Israel and Cyprus are pooling their planned gas infrastructures to export the gas to Europe via Greece.
This has enraged Ankara, which has ambitions to become the key energy hub between east and west. The Turks also don't like Israel's growing military alliance with Greece.
Russia, fearful of losing its chokehold over gas supplies to Europe, also isn't happy at the Israeli-Cypriot export plan.
The Nicosia government approved separate naval exercises by Israel and the United Kingdom south of the island in early July, and this prompted Turkey to deploy warships on maneuvers nearby.

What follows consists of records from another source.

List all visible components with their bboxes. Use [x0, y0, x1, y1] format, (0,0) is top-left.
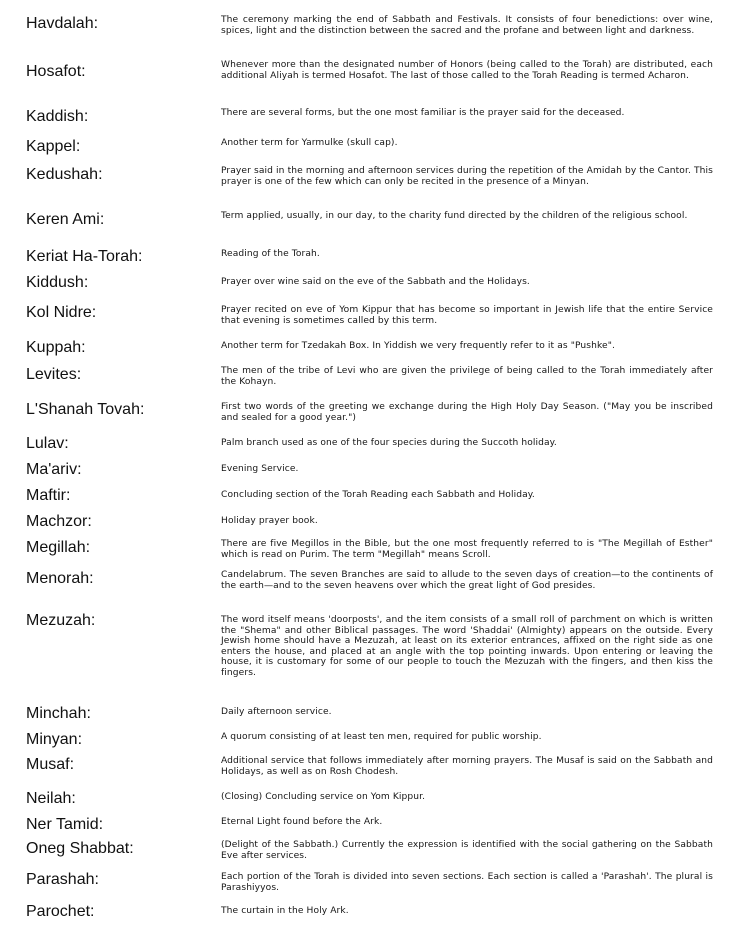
glossary-definition: There are several forms, but the one most familiar is the prayer said for the deceased. [221, 108, 625, 118]
glossary-term: Ma'ariv: [26, 461, 82, 478]
glossary-term: L'Shanah Tovah: [26, 401, 145, 418]
glossary-definition: Daily afternoon service. [221, 707, 332, 717]
glossary-term: Hosafot: [26, 63, 86, 80]
glossary-term: Megillah: [26, 539, 91, 556]
glossary-definition: Candelabrum. The seven Branches are said to allude to the seven days of creation—to the continents of the earth—and to the seven heavens over which the great light of God presides. [221, 570, 713, 591]
glossary-term: Levites: [26, 366, 82, 383]
glossary-term: Minyan: [26, 731, 83, 748]
glossary-definition: The curtain in the Holy Ark. [221, 906, 349, 916]
glossary-term: Kappel: [26, 138, 81, 155]
glossary-definition: The men of the tribe of Levi who are given the privilege of being called to the Torah immediately after the Kohayn. [221, 366, 713, 387]
glossary-definition: Another term for Tzedakah Box. In Yiddish we very frequently refer to it as "Pushke". [221, 341, 615, 351]
glossary-term: Lulav: [26, 435, 69, 452]
glossary-term: Parashah: [26, 871, 99, 888]
glossary-term: Keriat Ha-Torah: [26, 248, 143, 265]
glossary-term: Keren Ami: [26, 211, 105, 228]
glossary-definition: Holiday prayer book. [221, 516, 318, 526]
glossary-definition: Term applied, usually, in our day, to the charity fund directed by the children of the religious school. [221, 211, 688, 221]
glossary-definition: Evening Service. [221, 464, 299, 474]
glossary-term: Oneg Shabbat: [26, 840, 134, 857]
glossary-term: Kedushah: [26, 166, 103, 183]
glossary-definition: Prayer said in the morning and afternoon services during the repetition of the Amidah by the Cantor. This prayer is one of the few which can only be recited in the presence of a Minyan. [221, 166, 713, 187]
glossary-definition: The ceremony marking the end of Sabbath and Festivals. It consists of four benedictions: over wine, spices, light and the distinction between the sacred and the profane and between light and darkness. [221, 15, 713, 36]
glossary-term: Maftir: [26, 487, 71, 504]
glossary-term: Kiddush: [26, 274, 89, 291]
glossary-definition: Prayer recited on eve of Yom Kippur that has become so important in Jewish life that the entire Service that evening is sometimes called by this term. [221, 305, 713, 326]
glossary-definition: (Delight of the Sabbath.) Currently the expression is identified with the social gathering on the Sabbath Eve after services. [221, 840, 713, 861]
glossary-term: Havdalah: [26, 15, 99, 32]
glossary-definition: Prayer over wine said on the eve of the Sabbath and the Holidays. [221, 277, 530, 287]
glossary-definition: The word itself means 'doorposts', and the item consists of a small roll of parchment on which is written the "Shema" and other Biblical passages. The word 'Shaddai' (Almighty) appears on the outside. Every Jewish home should have a Mezuzah, at least on its exterior entrances, affixed on the right side as one enters the house, and placed at an angle with the top pointing inwards. Upon entering or leaving the house, it is customary for some of our people to touch the Mezuzah with the fingers, and then kiss the fingers. [221, 615, 713, 678]
glossary-definition: Whenever more than the designated number of Honors (being called to the Torah) are distributed, each additional Aliyah is termed Hosafot. The last of those called to the Torah Reading is termed Acharon. [221, 60, 713, 81]
glossary-definition: Additional service that follows immediately after morning prayers. The Musaf is said on the Sabbath and Holidays, as well as on Rosh Chodesh. [221, 756, 713, 777]
glossary-term: Kaddish: [26, 108, 89, 125]
glossary-definition: Concluding section of the Torah Reading each Sabbath and Holiday. [221, 490, 535, 500]
glossary-term: Kol Nidre: [26, 304, 97, 321]
glossary-term: Menorah: [26, 570, 94, 587]
glossary-definition: First two words of the greeting we exchange during the High Holy Day Season. ("May you be inscribed and sealed for a good year.") [221, 402, 713, 423]
glossary-definition: Palm branch used as one of the four species during the Succoth holiday. [221, 438, 557, 448]
glossary-term: Minchah: [26, 705, 91, 722]
glossary-definition: Eternal Light found before the Ark. [221, 817, 383, 827]
glossary-definition: A quorum consisting of at least ten men, required for public worship. [221, 732, 542, 742]
glossary-term: Musaf: [26, 756, 75, 773]
glossary-term: Parochet: [26, 903, 95, 920]
glossary-definition: There are five Megillos in the Bible, but the one most frequently referred to is "The Megillah of Esther" which is read on Purim. The term "Megillah" means Scroll. [221, 539, 713, 560]
glossary-term: Machzor: [26, 513, 92, 530]
glossary-definition: Each portion of the Torah is divided into seven sections. Each section is called a 'Parashah'. The plural is Parashiyyos. [221, 872, 713, 893]
glossary-term: Kuppah: [26, 339, 86, 356]
glossary-term: Ner Tamid: [26, 816, 104, 833]
glossary-term: Mezuzah: [26, 612, 96, 629]
glossary-definition: (Closing) Concluding service on Yom Kippur. [221, 792, 426, 802]
glossary-definition: Reading of the Torah. [221, 249, 320, 259]
glossary-term: Neilah: [26, 790, 76, 807]
glossary-definition: Another term for Yarmulke (skull cap). [221, 138, 398, 148]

Then NATO's Maritime Group 2, consisting of Turkish, French and German frigates, exercised in the eastern Mediterranean.
All that caused widespread unease. Nothing untoward occurred before the exercises ended last week but the political temperature has gone up.
Russia's involvement in the region may have been responsible for some of that.
Enter the Russian Kashin class destroyer Smetlivy, part of Russia's Black Sea Fleet, which visited the port of Limassol in southern Cyprus Monday.
It's one 11 Russian warships bound for exercises in the region, which conveniently puts the Russian navy close to its ally Syria, while no doubt looking for a possible alternative base -- think Cyprus -- if the Damascus regime falls.
Moscow is sweetening the pot by offering Cyprus financial aid to rescue its banking sector which was badly hit by Greece's economic collapse.
"Growing energy interest in the eastern Mediterranean combined with financial calamity in Greece and Cyprus provide Russia with a more diverse array of options to maintain its influence -- and energy politics is one arena Moscow certainly knows how to navigate with cunning and foresight," Stratfor commented.